イメージ通りに……というのは、なかなか大変な仕事だ。
表紙や挿絵の指示をだすときは、もうすでに頭の中に完成形がある。よろづ先生はいつも、それを超えるものを描いて下さるからありがたい。
実は『魔術師の杖』に初めてレビューを下さったのは韓国の方で、翻訳ソフトを使ってなろうを読まれ、毎月感想を頂いていた。
まだ書籍化も決まる前の無名な時期だったから、本当に心の支えになったことを、ご本人ではないけれどパク氏に話し、献本をお渡しした。
読者さんと作家の関係は一方的で、こちらから何か伝えたいと思ったら、文章を書くしかない。

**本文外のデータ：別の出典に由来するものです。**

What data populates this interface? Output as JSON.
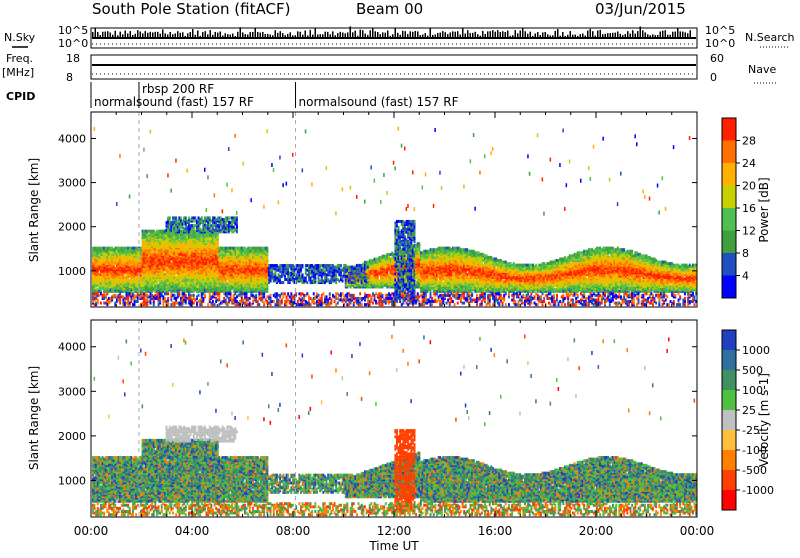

もうその方はなろうでの活動を止めていて、感想を頂くことはないけれど、どこかで『魔術師の杖』を見かけて、「お、頑張ってるな」と思って下さったらそれでいい。
「『魔術師の杖』は出版社に『縦スクロールのWebtoonには向かない作品です』と言われ、結局横開きの漫画でコミカライズが決まったんですよ」
そう通訳を介して伝えたら、パク氏もおやという顔をされた。
たぶん次に見るとしたら、コミックの単行本第一巻の表紙だろう。
小説と漫画の表紙も別物で、小説の場合は背景や小物など、場面をしっかりと描くことが多い。けれど漫画の場合は人物のドアップなど、キャラクターを前面に出した表紙が多い。

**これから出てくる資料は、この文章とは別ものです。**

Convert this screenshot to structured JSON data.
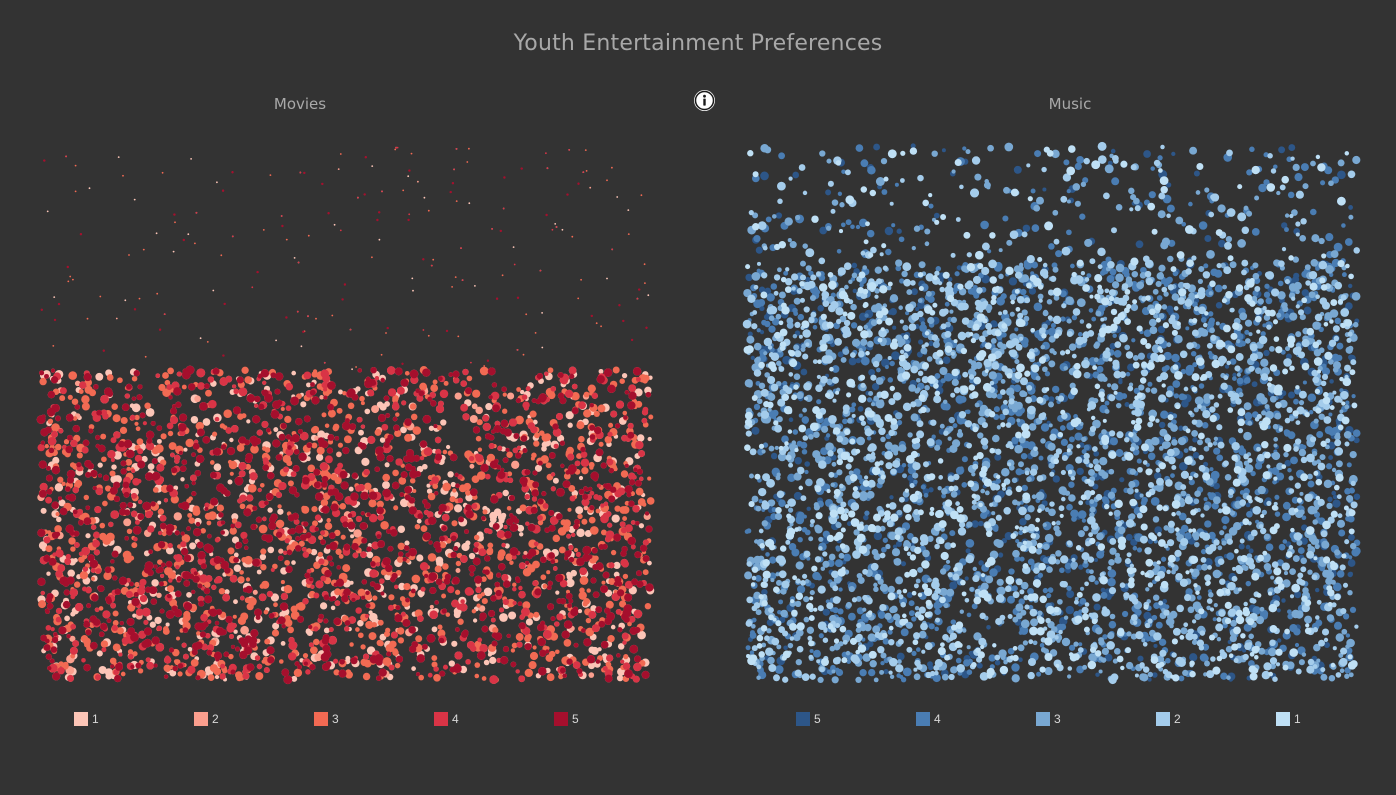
{
  "title": "Youth Entertainment Preferences",
  "info_icon": "info-icon",
  "chart_data": [
    {
      "type": "scatter",
      "title": "Movies",
      "legend": [
        {
          "label": "1",
          "color": "#fcc5b7"
        },
        {
          "label": "2",
          "color": "#fb9f8e"
        },
        {
          "label": "3",
          "color": "#f26a53"
        },
        {
          "label": "4",
          "color": "#d93446"
        },
        {
          "label": "5",
          "color": "#a50f2d"
        }
      ],
      "series": [
        {
          "rating": "1",
          "color": "#fcc5b7",
          "approx_points": 1600
        },
        {
          "rating": "2",
          "color": "#fb9f8e",
          "approx_points": 1900
        },
        {
          "rating": "3",
          "color": "#f26a53",
          "approx_points": 1700
        },
        {
          "rating": "4",
          "color": "#d93446",
          "approx_points": 1100
        },
        {
          "rating": "5",
          "color": "#a50f2d",
          "approx_points": 1500
        }
      ],
      "legend_position": "bottom",
      "grid": false,
      "axes_visible": false
    },
    {
      "type": "scatter",
      "title": "Music",
      "legend": [
        {
          "label": "5",
          "color": "#2d5688"
        },
        {
          "label": "4",
          "color": "#4a7db3"
        },
        {
          "label": "3",
          "color": "#79a8d2"
        },
        {
          "label": "2",
          "color": "#a4cceb"
        },
        {
          "label": "1",
          "color": "#bfe0f5"
        }
      ],
      "series": [
        {
          "rating": "5",
          "color": "#2d5688",
          "approx_points": 1500
        },
        {
          "rating": "4",
          "color": "#4a7db3",
          "approx_points": 2200
        },
        {
          "rating": "3",
          "color": "#79a8d2",
          "approx_points": 2300
        },
        {
          "rating": "2",
          "color": "#a4cceb",
          "approx_points": 1900
        },
        {
          "rating": "1",
          "color": "#bfe0f5",
          "approx_points": 1300
        }
      ],
      "legend_position": "bottom",
      "grid": false,
      "axes_visible": false
    }
  ]
}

こちらはマッグガーデン様にお任せなので、ひつじロボ先生が描かれる表紙も今から楽しみだ。
せっかくなので大童先生にサインをして頂く。フレンドリーで優しい方だった。漫画家になるつもりで創作活動はしていなかったとおっしゃる。
「僕はおしゃべりなので、トークショーみたいなイベントには、よく駆り出されるんです。原稿の持ち込みではなく、イベントでスカウトされたのがきっかけですね」
ちょうどネット大賞の発表があったばかりで、受賞された九條葉月先生のサインと並べて渋谷〇〇書店に飾った。
で、肝心の『魔術師の杖』の表紙を次はどうするか、まだ頭の中に浮かんでいない。読者さんにアンケートをするには、タイミングを逃してしまった。バシッと決まらなければ動かないと思う。